In May 2013, Lerner publicly acknowledged that the IRS had been targeting conservative 501(c)(4) organizations for abusive investigations and unreasonable delays in recognizing their tax exempt status. This is one of the many serious scandals to rock President Barack Obama’s (D) administration. Lerner, for her part, apologized for the targeting, which she blamed on low-level employees at the IRS’s office in Cincinnati, Ohio. When called before a congressional committee, Lerner chose to invoke her Fifth Amendment right not to self-incriminate.
When government officials lie and commit crimes, I am tough on them. I advocated the appointment of special prosecutors to investigate and charge both former Attorney General Alberto Gonzales (R) and current Attorney General Eric Holder (D) with perjury. I supported the decision to find Holder in contempt of Congress for refusing to provide subpoenaed documents to investigators.
But I don’t support finding Lerner in contempt of Congress. Holder committed a crime when he lied to Congress (under oath), and when he refused to produce documents that had been duly subpoenaed. Lerner, however, committed no crime when she invoked her Fifth Amendment rights.
Obama should appoint a special prosecutor to investigate the IRS abuses—and Lerner, if appropriate. The people responsible for trampling citizens’ rights in this case and all others should be impeached or prosecuted. But we can’t fight civil liberty abuses by violating others’ civil liberties. Conservative 501(c)(4) groups, and phone and Internet users, and everybody else who has had their liberties threatened by this administration deserve the full protection of the Bill of Rights . . . but so does Lois Lerner.
The argument being put forth by some congressional Republicans is that, because Lerner talked about the IRS abuses in public, she has somehow waived her Fifth Amendment protections. I don’t even know where to begin with this.

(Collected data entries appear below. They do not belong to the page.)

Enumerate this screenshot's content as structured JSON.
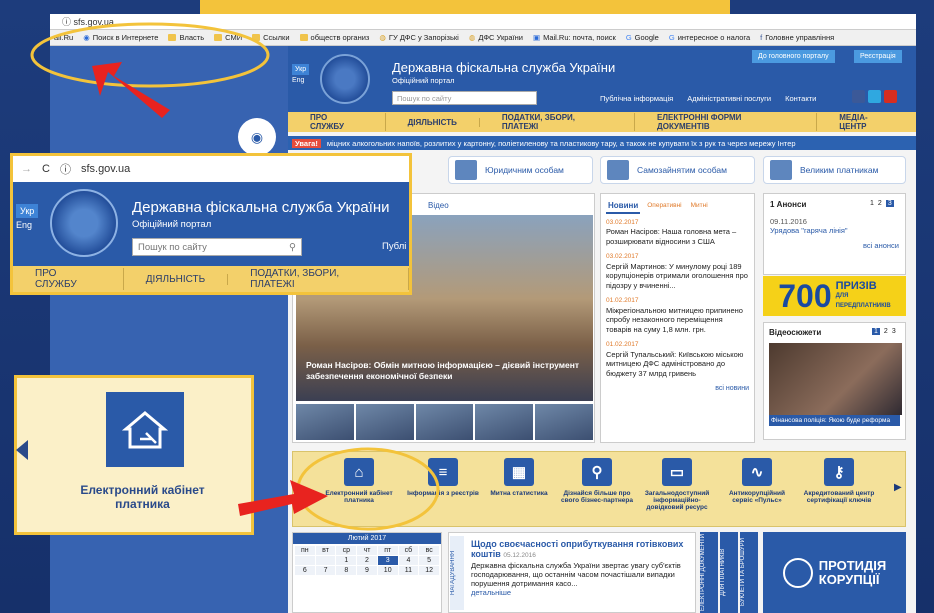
{
  "browser": {
    "url": "sfs.gov.ua",
    "bookmarks": [
      "ail.Ru",
      "Поиск в Интернете",
      "Власть",
      "СМИ",
      "Ссылки",
      "обществ организ",
      "ГУ ДФС у Запорізькі",
      "ДФС України",
      "Mail.Ru: почта, поиск",
      "Google",
      "интересное о налога",
      "Головне управління"
    ]
  },
  "site": {
    "lang_active": "Укр",
    "lang_other": "Eng",
    "title": "Державна фіскальна служба України",
    "subtitle": "Офіційний портал",
    "search_placeholder": "Пошук по сайту",
    "top_links": [
      "Публічна інформація",
      "Адміністративні послуги",
      "Контакти"
    ],
    "btn_main_portal": "До головного порталу",
    "btn_register": "Реєстрація",
    "menu": [
      "ПРО СЛУЖБУ",
      "ДІЯЛЬНІСТЬ",
      "ПОДАТКИ, ЗБОРИ, ПЛАТЕЖІ",
      "ЕЛЕКТРОННІ ФОРМИ ДОКУМЕНТІВ",
      "МЕДІА-ЦЕНТР"
    ],
    "alert_badge": "Увага!",
    "alert_text": "міцних алкогольних напоїв, розлитих у картонну, поліетиленову та пластикову тару, а також не купувати їх з рук та через мережу Інтер",
    "categories": [
      "Юридичним особам",
      "Самозайнятим особам",
      "Великим платникам"
    ]
  },
  "main": {
    "tab_video": "Відео",
    "photo_caption": "Роман Насіров: Обмін митною інформацією – дієвий інструмент забезпечення економічної безпеки"
  },
  "news": {
    "tab_main": "Новини",
    "tab_op": "Оперативні",
    "tab_customs": "Митні",
    "items": [
      {
        "date": "03.02.2017",
        "text": "Роман Насіров: Наша головна мета – розширювати відносини з США"
      },
      {
        "date": "03.02.2017",
        "text": "Сергій Мартинов: У минулому році 189 корупціонерів отримали оголошення про підозру у вчиненні..."
      },
      {
        "date": "01.02.2017",
        "text": "Міжрегіональною митницею припинено спробу незаконного переміщення товарів на суму 1,8 млн. грн."
      },
      {
        "date": "01.02.2017",
        "text": "Сергій Тупальський: Київською міською митницею ДФС адміністровано до бюджету 37 млрд гривень"
      }
    ],
    "all": "всі новини"
  },
  "announce": {
    "title": "1 Анонси",
    "pages": [
      "1",
      "2",
      "3"
    ],
    "date": "09.11.2016",
    "link": "Урядова \"гаряча лінія\"",
    "all": "всі анонси"
  },
  "promo": {
    "number": "700",
    "word": "ПРИЗІВ",
    "sub1": "ДЛЯ",
    "sub2": "ПЕРЕДПЛАТНИКІВ"
  },
  "video": {
    "title": "Відеосюжети",
    "pages": [
      "1",
      "2",
      "3"
    ],
    "caption": "Фінансова поліція: Якою буде реформа"
  },
  "services": [
    {
      "label": "Електронний кабінет платника",
      "icon": "⌂"
    },
    {
      "label": "Інформація з реєстрів",
      "icon": "≡"
    },
    {
      "label": "Митна статистика",
      "icon": "▦"
    },
    {
      "label": "Дізнайся більше про свого бізнес-партнера",
      "icon": "⚲"
    },
    {
      "label": "Загальнодоступний інформаційно-довідковий ресурс",
      "icon": "▭"
    },
    {
      "label": "Антикорупційний сервіс «Пульс»",
      "icon": "∿"
    },
    {
      "label": "Акредитований центр сертифікації ключів",
      "icon": "⚷"
    }
  ],
  "calendar": {
    "month": "Лютий 2017",
    "weekdays": [
      "пн",
      "вт",
      "ср",
      "чт",
      "пт",
      "сб",
      "вс"
    ],
    "days": [
      "",
      "",
      "1",
      "2",
      "3",
      "4",
      "5",
      "6",
      "7",
      "8",
      "9",
      "10",
      "11",
      "12"
    ],
    "today": "3"
  },
  "reminder": {
    "side": "НАГАДУВАННЯ",
    "title": "Щодо своєчасності оприбуткування готівкових коштів",
    "date": "05.12.2016",
    "text": "Державна фіскальна служба України звертає увагу суб'єктів господарювання, що останнім часом почастішали випадки порушення дотримання касо...",
    "more": "детальніше",
    "vert1": "ЕЛЕКТРОННІ ДОКУМЕНТИ",
    "vert2": "ДЛЯ ПЛАТНИКІВ",
    "vert3": "БУКЛЕТИ ТА БРОШУРИ"
  },
  "corruption": {
    "line1": "ПРОТИДІЯ",
    "line2": "КОРУПЦІЇ"
  },
  "zoom": {
    "url": "sfs.gov.ua",
    "publ": "Публі",
    "menu": [
      "ПРО СЛУЖБУ",
      "ДІЯЛЬНІСТЬ",
      "ПОДАТКИ, ЗБОРИ, ПЛАТЕЖІ"
    ]
  },
  "callout": {
    "text": "Електронний кабінет платника"
  },
  "colors": {
    "brand": "#2a5aa8",
    "accent": "#f3c33b",
    "arrow": "#e8231f"
  }
}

Lerner can choose to answer some questions and not others, or refuse to answer any questions at all, and her previous statements on the topic—in or out of Congress—have nothing to do with it.
What the IRS did was wrong—a serious violation of Americans’ civil liberties. Finding somebody in contempt of Congress for the ‘crime’ of invoking her Fifth Amendment rights is an equally serious violation of an American’s civil liberties. If Republicans want to be taken seriously as the defenders of the Bill of Rights, they can’t pick and choose which amendments they will support and which ones they will ignore. Either all of our enumerated rights are worth defending, or none of them are.